HARRISBURG, Illinois — A massive winter storm unleashed a string of tornadoes that cut a swath of destruction across the US midwest, killing at least nine people and threatening scores more as it pushed eastward Wednesday.

The town of Harrisburg, Illinois was ripped apart by a deadly twister that stayed on the ground for miles, striking while most were still sleeping at around 4:30 am (10:30 GMT.)

Homes were smashed to bits, cars were tossed into lakes, huge trees were torn from ground, a strip mall was ripped to rubble and a wall was torn off the local hospital.

At least six people were killed and more than 100 injured in this southern Illinois town of 9,000.

The monster twister packed winds up to 170 miles (270 kilometers) per hour and damaged or destroyed up to 300 homes and 25 businesses.

"A lot of the houses are unreal, it's like a war zone," fire chief Bill Summers told reporters.

Rescue crews were digging through the rubble to search for survivors, but Summers said that by late afternoon all those who had been reported missing had been accounted for.

Harrisburg mayor Eric Gregg called the destruction and loss of life "devastating" and vowed to protect and care for those who were hurt and displaced.

"Dealing with a tornado like this is heartbreaking," Gregg said at a press conference.

"We will build this city. We will make this city strong. This will not stop us. It will make us stronger."

Angela Capps was among those who sought shelter at the First Baptist Church.

A neighbor called her to warn her of the oncoming twister, so Capps and her children were able to take cover and escape injury.

"Even right now we're emotionally fine," Capps said as she sat with her neighbor while their children played nearby.

"We haven't cried yet, for the kids. I'm sure we'll go in the bathroom eventually and bawl our eyes out."

The National Weather Service has received 22 reports of tornadoes in six states since the storm began Tuesday, battering Nebraska and Kansas, then moving eastward to Missouri, Illinois, Indiana and Kentucky.

Severe thunderstorms were expected to continue to pound Alabama, Georgia, Kentucky, Mississippi, North Carolina and Tennessee Wednesday before moving to the eastern seaboard.

"It's a very large storm," said Corey Mead, lead forecaster for the weather service's storm prediction center.

"There have been a number of tornado reports in addition to damaging winds and hail.

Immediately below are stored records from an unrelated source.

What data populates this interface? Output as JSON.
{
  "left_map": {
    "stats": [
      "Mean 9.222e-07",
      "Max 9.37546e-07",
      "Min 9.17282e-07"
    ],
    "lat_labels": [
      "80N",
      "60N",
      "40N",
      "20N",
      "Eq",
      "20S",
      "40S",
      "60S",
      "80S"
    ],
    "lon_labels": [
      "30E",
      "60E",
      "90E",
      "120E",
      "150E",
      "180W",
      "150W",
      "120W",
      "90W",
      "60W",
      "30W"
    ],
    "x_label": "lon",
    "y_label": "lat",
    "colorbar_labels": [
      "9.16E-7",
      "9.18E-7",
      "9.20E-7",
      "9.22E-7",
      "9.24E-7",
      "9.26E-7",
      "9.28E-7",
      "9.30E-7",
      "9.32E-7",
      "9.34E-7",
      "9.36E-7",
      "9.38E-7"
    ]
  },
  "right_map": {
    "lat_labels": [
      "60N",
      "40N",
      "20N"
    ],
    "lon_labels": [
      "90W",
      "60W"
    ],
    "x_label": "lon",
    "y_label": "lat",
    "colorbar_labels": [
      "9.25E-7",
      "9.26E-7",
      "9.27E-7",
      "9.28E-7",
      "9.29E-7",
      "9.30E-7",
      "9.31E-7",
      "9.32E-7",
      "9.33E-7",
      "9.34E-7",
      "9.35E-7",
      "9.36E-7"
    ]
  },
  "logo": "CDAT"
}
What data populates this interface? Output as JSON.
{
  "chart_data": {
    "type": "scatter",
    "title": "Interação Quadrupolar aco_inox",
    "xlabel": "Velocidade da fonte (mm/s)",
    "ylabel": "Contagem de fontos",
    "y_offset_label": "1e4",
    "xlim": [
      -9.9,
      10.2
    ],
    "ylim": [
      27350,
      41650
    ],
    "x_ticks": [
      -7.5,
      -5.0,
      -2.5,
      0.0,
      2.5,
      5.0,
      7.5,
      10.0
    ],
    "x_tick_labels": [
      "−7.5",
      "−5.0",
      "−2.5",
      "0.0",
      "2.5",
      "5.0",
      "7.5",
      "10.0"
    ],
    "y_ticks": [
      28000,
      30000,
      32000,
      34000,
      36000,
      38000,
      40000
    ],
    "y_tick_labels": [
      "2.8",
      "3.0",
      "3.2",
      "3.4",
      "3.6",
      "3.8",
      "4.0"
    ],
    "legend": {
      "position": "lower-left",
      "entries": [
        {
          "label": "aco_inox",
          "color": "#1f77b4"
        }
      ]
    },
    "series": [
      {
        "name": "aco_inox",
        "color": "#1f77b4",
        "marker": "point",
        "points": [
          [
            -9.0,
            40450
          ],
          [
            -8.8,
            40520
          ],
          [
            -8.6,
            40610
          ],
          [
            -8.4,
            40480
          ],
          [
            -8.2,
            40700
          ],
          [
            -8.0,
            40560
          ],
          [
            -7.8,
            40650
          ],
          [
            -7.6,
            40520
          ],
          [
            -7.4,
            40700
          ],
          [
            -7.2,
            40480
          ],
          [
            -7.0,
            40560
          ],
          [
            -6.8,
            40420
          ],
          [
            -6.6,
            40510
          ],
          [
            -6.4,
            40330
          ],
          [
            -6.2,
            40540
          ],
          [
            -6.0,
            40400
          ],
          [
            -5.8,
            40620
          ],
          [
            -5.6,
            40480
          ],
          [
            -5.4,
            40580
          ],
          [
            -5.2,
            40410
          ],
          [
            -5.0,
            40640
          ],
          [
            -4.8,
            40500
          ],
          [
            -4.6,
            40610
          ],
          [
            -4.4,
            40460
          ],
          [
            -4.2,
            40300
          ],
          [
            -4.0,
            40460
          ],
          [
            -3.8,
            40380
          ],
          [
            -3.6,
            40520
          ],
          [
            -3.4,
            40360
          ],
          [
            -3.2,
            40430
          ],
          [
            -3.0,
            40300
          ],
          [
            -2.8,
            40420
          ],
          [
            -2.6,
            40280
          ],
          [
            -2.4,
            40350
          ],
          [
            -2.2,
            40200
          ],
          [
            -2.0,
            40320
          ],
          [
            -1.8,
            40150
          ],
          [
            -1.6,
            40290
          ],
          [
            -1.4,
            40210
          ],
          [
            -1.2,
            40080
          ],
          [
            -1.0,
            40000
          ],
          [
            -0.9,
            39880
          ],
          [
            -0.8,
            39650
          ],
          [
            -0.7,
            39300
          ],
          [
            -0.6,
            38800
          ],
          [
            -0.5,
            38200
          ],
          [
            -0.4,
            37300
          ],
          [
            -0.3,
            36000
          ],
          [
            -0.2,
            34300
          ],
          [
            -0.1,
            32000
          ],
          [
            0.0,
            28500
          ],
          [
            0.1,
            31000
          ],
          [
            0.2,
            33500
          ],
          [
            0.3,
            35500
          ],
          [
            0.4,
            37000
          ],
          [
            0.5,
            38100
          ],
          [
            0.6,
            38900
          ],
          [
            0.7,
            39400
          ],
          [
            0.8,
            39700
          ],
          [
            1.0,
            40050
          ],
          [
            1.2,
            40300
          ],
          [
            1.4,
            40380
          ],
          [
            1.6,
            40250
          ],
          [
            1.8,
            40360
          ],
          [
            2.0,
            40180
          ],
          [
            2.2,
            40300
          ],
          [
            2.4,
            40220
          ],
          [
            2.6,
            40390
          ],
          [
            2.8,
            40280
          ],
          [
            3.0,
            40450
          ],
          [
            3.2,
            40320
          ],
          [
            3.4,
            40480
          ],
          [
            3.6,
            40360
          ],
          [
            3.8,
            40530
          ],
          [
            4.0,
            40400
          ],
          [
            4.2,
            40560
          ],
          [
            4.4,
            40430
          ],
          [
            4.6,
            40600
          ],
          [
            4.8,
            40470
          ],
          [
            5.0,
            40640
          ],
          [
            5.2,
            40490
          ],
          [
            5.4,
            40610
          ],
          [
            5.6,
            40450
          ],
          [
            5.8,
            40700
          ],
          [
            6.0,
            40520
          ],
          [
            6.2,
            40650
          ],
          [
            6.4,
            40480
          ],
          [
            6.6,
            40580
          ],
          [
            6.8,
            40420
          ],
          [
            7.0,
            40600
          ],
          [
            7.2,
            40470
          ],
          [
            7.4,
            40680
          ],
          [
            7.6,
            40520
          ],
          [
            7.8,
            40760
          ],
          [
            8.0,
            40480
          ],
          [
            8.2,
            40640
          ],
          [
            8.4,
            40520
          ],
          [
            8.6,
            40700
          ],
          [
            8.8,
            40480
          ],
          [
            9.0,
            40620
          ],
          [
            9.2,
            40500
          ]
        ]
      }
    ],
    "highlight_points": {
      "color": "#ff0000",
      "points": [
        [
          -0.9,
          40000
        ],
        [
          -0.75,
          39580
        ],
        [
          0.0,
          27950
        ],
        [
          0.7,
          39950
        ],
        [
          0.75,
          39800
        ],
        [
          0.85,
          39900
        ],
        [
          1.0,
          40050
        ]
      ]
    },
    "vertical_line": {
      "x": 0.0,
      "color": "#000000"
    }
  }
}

We're expecting that threat to continue into today and tonight."

The governor of Illinois issued a state of emergency and went to Harrisburg to tour the damage.

"My heart goes out to the victims of this devastating storm, and I would like to thank the many people who have stepped up and volunteered to aid their neighbors," Governor Pat Quinn said.

"I have met with local community leaders and first responders, and they know the state of Illinois is here to help as they recover from this disaster."

Missouri's governor also declared a state of emergency after at least three people were killed by tornadoes which ripped across the southern portion of the state, causing extensive damage in the towns of Branson, Buffalo, Cassville, Lebanon and Oak Ridge.

The deadly storm marks an early start to tornado season in a region still recovering from record-breaking severe weather outbreaks.

Some 545 people were killed by tornadoes in 2011, which was the deadliest tornado season since 1936 and the third worst on record, according to the national weather service.

Two bad days accounted for nearly all the deaths: an outbreak of dozens of tornadoes that killed 314 people in five states on April 27 and a nearly mile-wide twister that struck Joplin, Missouri on May 22, killing 159 people.

Some 95 tornadoes struck the US in January, causing just two fatalities, the weather service said.